Oklahoma County District Judge Cindy Truong upheld a 2015 Oklahoma law banning the dilation and evacuation method, CBS News reported. The law will go into effect as soon as courts issue a final order.
The Center for Reproductive Rights challenged the law, according to the outlet. (RELATED: ACLU Told CA Teachers To Help Students Obtain Abortions Without Parental Notification, Video Reveals)
The dilation and evacuation method is considered the “standard of care,” according to Center for Reproductive Rights Litigation Director Julie Rikelman. Rikelman said the organization plans to immediately appeal the ruling to the Oklahoma Supreme Court.
“There really is no other standard method of care for women at that point in their pregnancy,” Rikelman told CBS News Friday. “It really puts doctors and women in an impossible situation.”
The dilation and evacuation procedure is used for second trimester abortions when women are between 13 and 24 weeks pregnant. Dilation and evacuation involves pulling apart the limbs of an unborn baby in order to allow the limbs to be extracted from the womb.

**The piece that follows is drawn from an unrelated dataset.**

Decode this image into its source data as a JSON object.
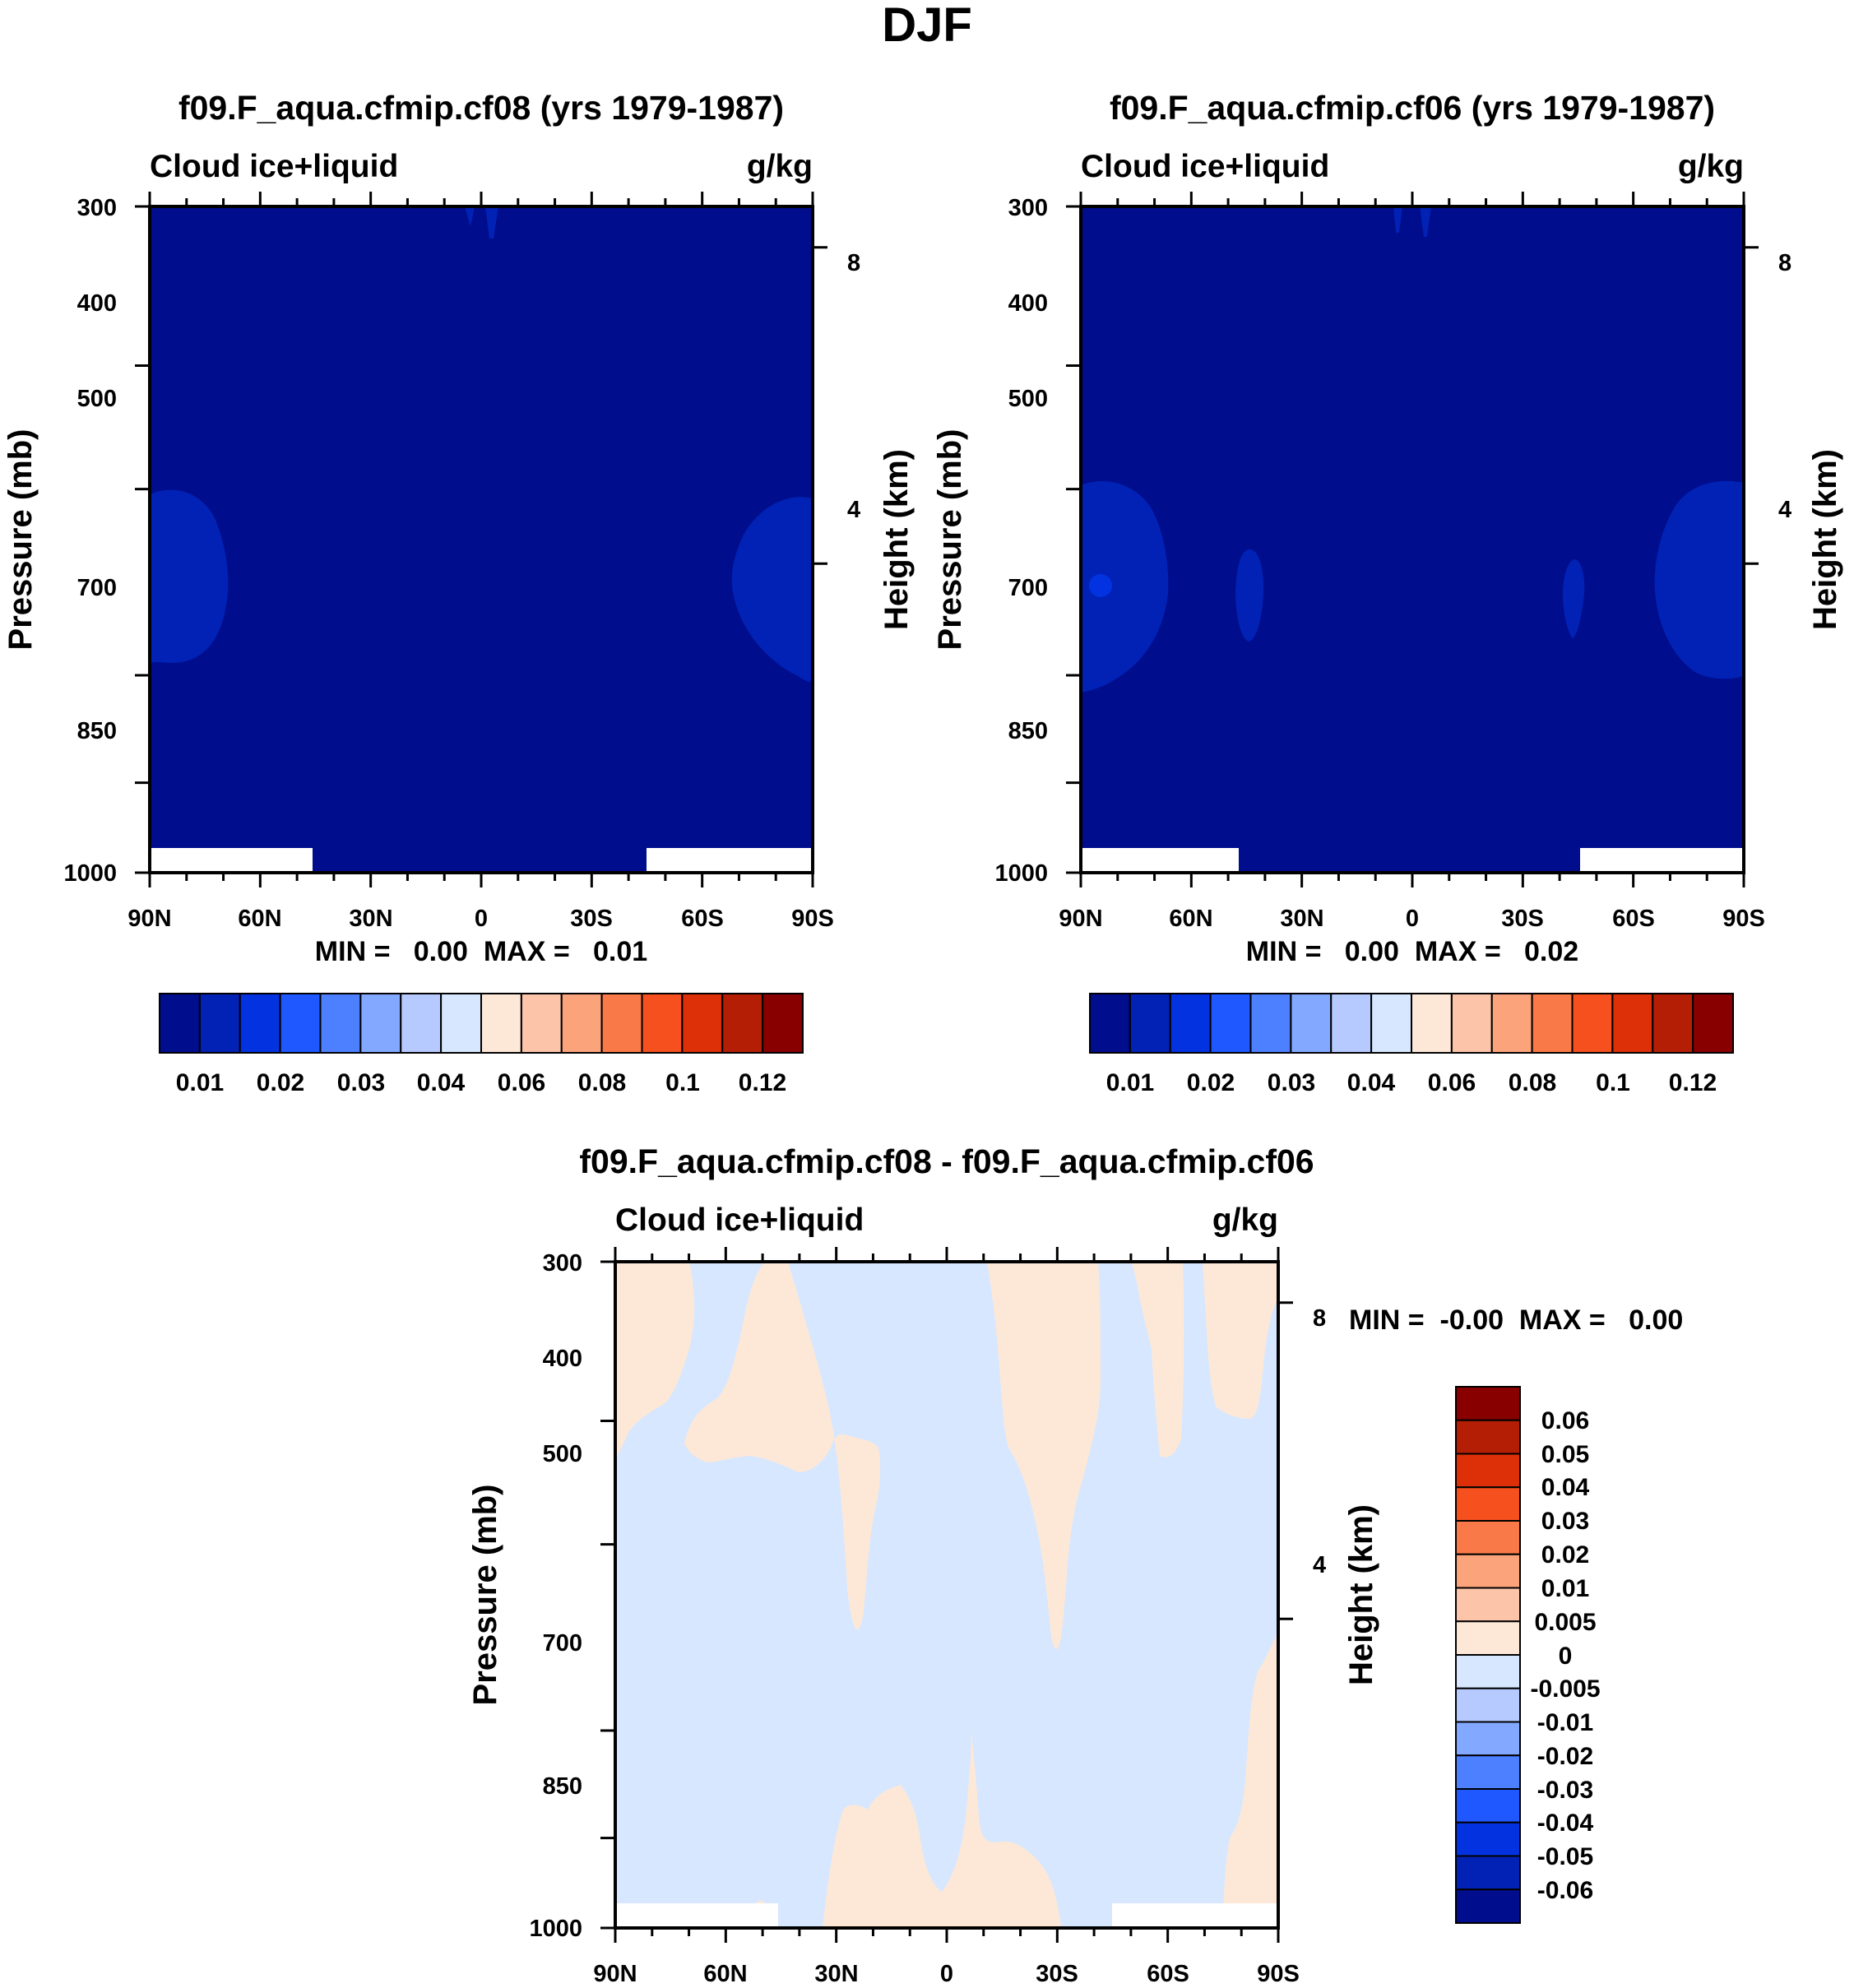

Oklahoma Attorney General Mike Hunter, a Republican, weighed in on the matter Friday.
“It is unconscionable to think that we would allow this practice to continue. Judge Truong is to be commended for declaring this legislation constitutional,” Hunter said in a statement Friday according to CBS. “Today is a major victory for basic human decency in Oklahoma.”

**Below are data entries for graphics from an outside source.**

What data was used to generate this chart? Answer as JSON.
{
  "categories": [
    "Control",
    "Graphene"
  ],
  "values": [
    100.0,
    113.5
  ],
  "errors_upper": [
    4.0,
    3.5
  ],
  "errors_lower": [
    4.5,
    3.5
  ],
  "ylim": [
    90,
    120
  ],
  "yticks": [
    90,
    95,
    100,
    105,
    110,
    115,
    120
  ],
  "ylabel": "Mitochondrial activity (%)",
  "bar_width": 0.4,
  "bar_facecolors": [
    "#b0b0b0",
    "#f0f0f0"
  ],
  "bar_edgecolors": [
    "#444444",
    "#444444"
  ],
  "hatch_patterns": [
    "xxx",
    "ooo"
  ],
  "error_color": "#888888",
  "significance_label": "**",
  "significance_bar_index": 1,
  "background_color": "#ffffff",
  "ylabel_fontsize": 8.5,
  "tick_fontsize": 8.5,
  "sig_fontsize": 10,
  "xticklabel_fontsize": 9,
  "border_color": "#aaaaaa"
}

Advocacy group NARAL Pro-Choice America called Truong a “rogue” judge in a Friday tweet, saying that Truong “abandoned precedent.”

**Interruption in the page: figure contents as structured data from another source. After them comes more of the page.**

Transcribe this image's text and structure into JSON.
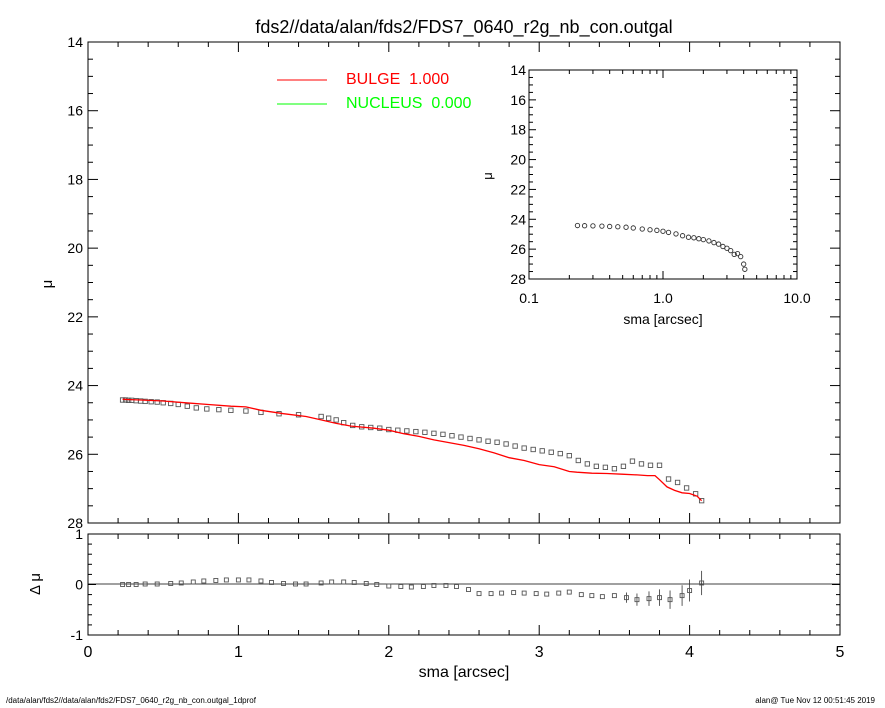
{
  "title": "fds2//data/alan/fds2/FDS7_0640_r2g_nb_con.outgal",
  "footer_left": "/data/alan/fds2//data/alan/fds2/FDS7_0640_r2g_nb_con.outgal_1dprof",
  "footer_right": "alan@  Tue Nov 12 00:51:45 2019",
  "colors": {
    "axis": "#000000",
    "bulge": "#ff0000",
    "nucleus": "#00ff00",
    "data": "#555555"
  },
  "chart_data": [
    {
      "type": "scatter",
      "panel": "main",
      "xlabel": "",
      "ylabel": "μ",
      "xlim": [
        0,
        5
      ],
      "ylim": [
        28,
        14
      ],
      "y_inverted": true,
      "xticks": [],
      "yticks": [
        "14",
        "16",
        "18",
        "20",
        "22",
        "24",
        "26",
        "28"
      ],
      "legend": [
        {
          "name": "BULGE  1.000",
          "color": "#ff0000"
        },
        {
          "name": "NUCLEUS  0.000",
          "color": "#00ff00"
        }
      ],
      "legend_position": "top-center",
      "series": [
        {
          "name": "data",
          "style": "square-markers",
          "x": [
            0.23,
            0.25,
            0.27,
            0.29,
            0.32,
            0.35,
            0.38,
            0.42,
            0.46,
            0.5,
            0.55,
            0.6,
            0.66,
            0.72,
            0.79,
            0.87,
            0.95,
            1.05,
            1.15,
            1.27,
            1.4,
            1.55,
            1.6,
            1.65,
            1.7,
            1.76,
            1.82,
            1.88,
            1.94,
            2.0,
            2.06,
            2.12,
            2.18,
            2.24,
            2.3,
            2.36,
            2.42,
            2.48,
            2.54,
            2.6,
            2.66,
            2.72,
            2.78,
            2.84,
            2.9,
            2.96,
            3.02,
            3.08,
            3.14,
            3.2,
            3.26,
            3.32,
            3.38,
            3.44,
            3.5,
            3.56,
            3.62,
            3.68,
            3.74,
            3.8,
            3.86,
            3.92,
            3.98,
            4.04,
            4.08
          ],
          "y": [
            24.42,
            24.42,
            24.43,
            24.43,
            24.44,
            24.45,
            24.46,
            24.47,
            24.48,
            24.5,
            24.52,
            24.55,
            24.6,
            24.65,
            24.68,
            24.7,
            24.72,
            24.74,
            24.78,
            24.82,
            24.85,
            24.9,
            24.95,
            25.0,
            25.08,
            25.16,
            25.2,
            25.22,
            25.24,
            25.28,
            25.3,
            25.32,
            25.34,
            25.36,
            25.39,
            25.42,
            25.46,
            25.5,
            25.54,
            25.58,
            25.62,
            25.65,
            25.7,
            25.76,
            25.82,
            25.86,
            25.9,
            25.94,
            25.98,
            26.04,
            26.18,
            26.28,
            26.35,
            26.38,
            26.42,
            26.35,
            26.2,
            26.28,
            26.32,
            26.32,
            26.72,
            26.82,
            26.98,
            27.15,
            27.35
          ]
        },
        {
          "name": "BULGE  1.000",
          "style": "line",
          "color": "#ff0000",
          "x": [
            0.23,
            0.35,
            0.5,
            0.65,
            0.8,
            0.95,
            1.05,
            1.15,
            1.3,
            1.45,
            1.55,
            1.65,
            1.75,
            1.9,
            2.0,
            2.1,
            2.2,
            2.3,
            2.4,
            2.5,
            2.6,
            2.7,
            2.8,
            2.9,
            3.0,
            3.1,
            3.2,
            3.25,
            3.35,
            3.45,
            3.55,
            3.65,
            3.72,
            3.77,
            3.8,
            3.85,
            3.9,
            3.95,
            4.0,
            4.05,
            4.08
          ],
          "y": [
            24.4,
            24.42,
            24.45,
            24.5,
            24.55,
            24.6,
            24.62,
            24.72,
            24.82,
            24.9,
            25.0,
            25.1,
            25.18,
            25.24,
            25.3,
            25.4,
            25.48,
            25.58,
            25.66,
            25.74,
            25.84,
            25.96,
            26.1,
            26.18,
            26.3,
            26.36,
            26.5,
            26.52,
            26.55,
            26.56,
            26.58,
            26.6,
            26.62,
            26.62,
            26.74,
            26.95,
            27.05,
            27.12,
            27.14,
            27.22,
            27.35
          ]
        }
      ]
    },
    {
      "type": "scatter",
      "panel": "inset",
      "xlabel": "sma [arcsec]",
      "ylabel": "μ",
      "x_scale": "log",
      "xlim": [
        0.1,
        10.0
      ],
      "ylim": [
        28,
        14
      ],
      "y_inverted": true,
      "xticks": [
        "0.1",
        "1.0",
        "10.0"
      ],
      "yticks": [
        "14",
        "16",
        "18",
        "20",
        "22",
        "24",
        "26",
        "28"
      ],
      "series": [
        {
          "name": "data",
          "style": "circle-markers",
          "x": [
            0.23,
            0.26,
            0.3,
            0.35,
            0.4,
            0.46,
            0.53,
            0.6,
            0.7,
            0.8,
            0.9,
            1.0,
            1.1,
            1.25,
            1.4,
            1.55,
            1.7,
            1.85,
            2.0,
            2.2,
            2.4,
            2.6,
            2.8,
            3.0,
            3.2,
            3.4,
            3.6,
            3.8,
            4.0,
            4.08
          ],
          "y": [
            24.42,
            24.43,
            24.44,
            24.46,
            24.48,
            24.5,
            24.53,
            24.58,
            24.65,
            24.7,
            24.74,
            24.8,
            24.88,
            24.98,
            25.1,
            25.2,
            25.24,
            25.3,
            25.36,
            25.45,
            25.56,
            25.66,
            25.82,
            25.94,
            26.1,
            26.35,
            26.3,
            26.5,
            27.0,
            27.35
          ]
        }
      ]
    },
    {
      "type": "scatter",
      "panel": "residual",
      "xlabel": "sma [arcsec]",
      "ylabel": "Δ μ",
      "xlim": [
        0,
        5
      ],
      "ylim": [
        -1,
        1
      ],
      "xticks": [
        "0",
        "1",
        "2",
        "3",
        "4",
        "5"
      ],
      "yticks": [
        "1",
        "0",
        "-1"
      ],
      "series": [
        {
          "name": "residuals",
          "style": "square-markers",
          "x": [
            0.23,
            0.27,
            0.32,
            0.38,
            0.46,
            0.55,
            0.62,
            0.7,
            0.77,
            0.85,
            0.92,
            1.0,
            1.07,
            1.15,
            1.22,
            1.3,
            1.38,
            1.45,
            1.55,
            1.62,
            1.7,
            1.77,
            1.85,
            1.92,
            2.0,
            2.08,
            2.15,
            2.23,
            2.3,
            2.38,
            2.45,
            2.53,
            2.6,
            2.68,
            2.75,
            2.83,
            2.9,
            2.98,
            3.05,
            3.13,
            3.2,
            3.28,
            3.35,
            3.42,
            3.5,
            3.58,
            3.65,
            3.73,
            3.8,
            3.87,
            3.95,
            4.0,
            4.08
          ],
          "y": [
            0.0,
            0.0,
            0.0,
            0.01,
            0.01,
            0.02,
            0.03,
            0.05,
            0.07,
            0.08,
            0.09,
            0.09,
            0.09,
            0.07,
            0.04,
            0.02,
            0.01,
            0.01,
            0.03,
            0.05,
            0.05,
            0.04,
            0.02,
            0.0,
            -0.03,
            -0.04,
            -0.05,
            -0.04,
            -0.02,
            -0.02,
            -0.04,
            -0.1,
            -0.18,
            -0.18,
            -0.17,
            -0.16,
            -0.17,
            -0.18,
            -0.19,
            -0.17,
            -0.15,
            -0.2,
            -0.22,
            -0.24,
            -0.22,
            -0.26,
            -0.3,
            -0.28,
            -0.26,
            -0.3,
            -0.22,
            -0.12,
            0.03
          ]
        }
      ]
    }
  ]
}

BREAKING: A rogue district judge in Oklahoma has abandoned precedent and upheld the state’s ban on a safe and standard abortion procedure. The harm of this decision cannot be overstated. https://t.co/ffZE562dr0
— NARAL (@NARAL) July 12, 2019
Oklahoma law requires that women who want to have abortions receive state directed counseling as well as go through a 72-hour waiting period before having the procedure, according to the Guttmacher Institute. Private insurance companies are only permitted to cover abortions if they threaten the life of the mother, and parents must consent if their minors are to receive abortions.
Oklahoma also bans the use of abortions for sex selection purposes.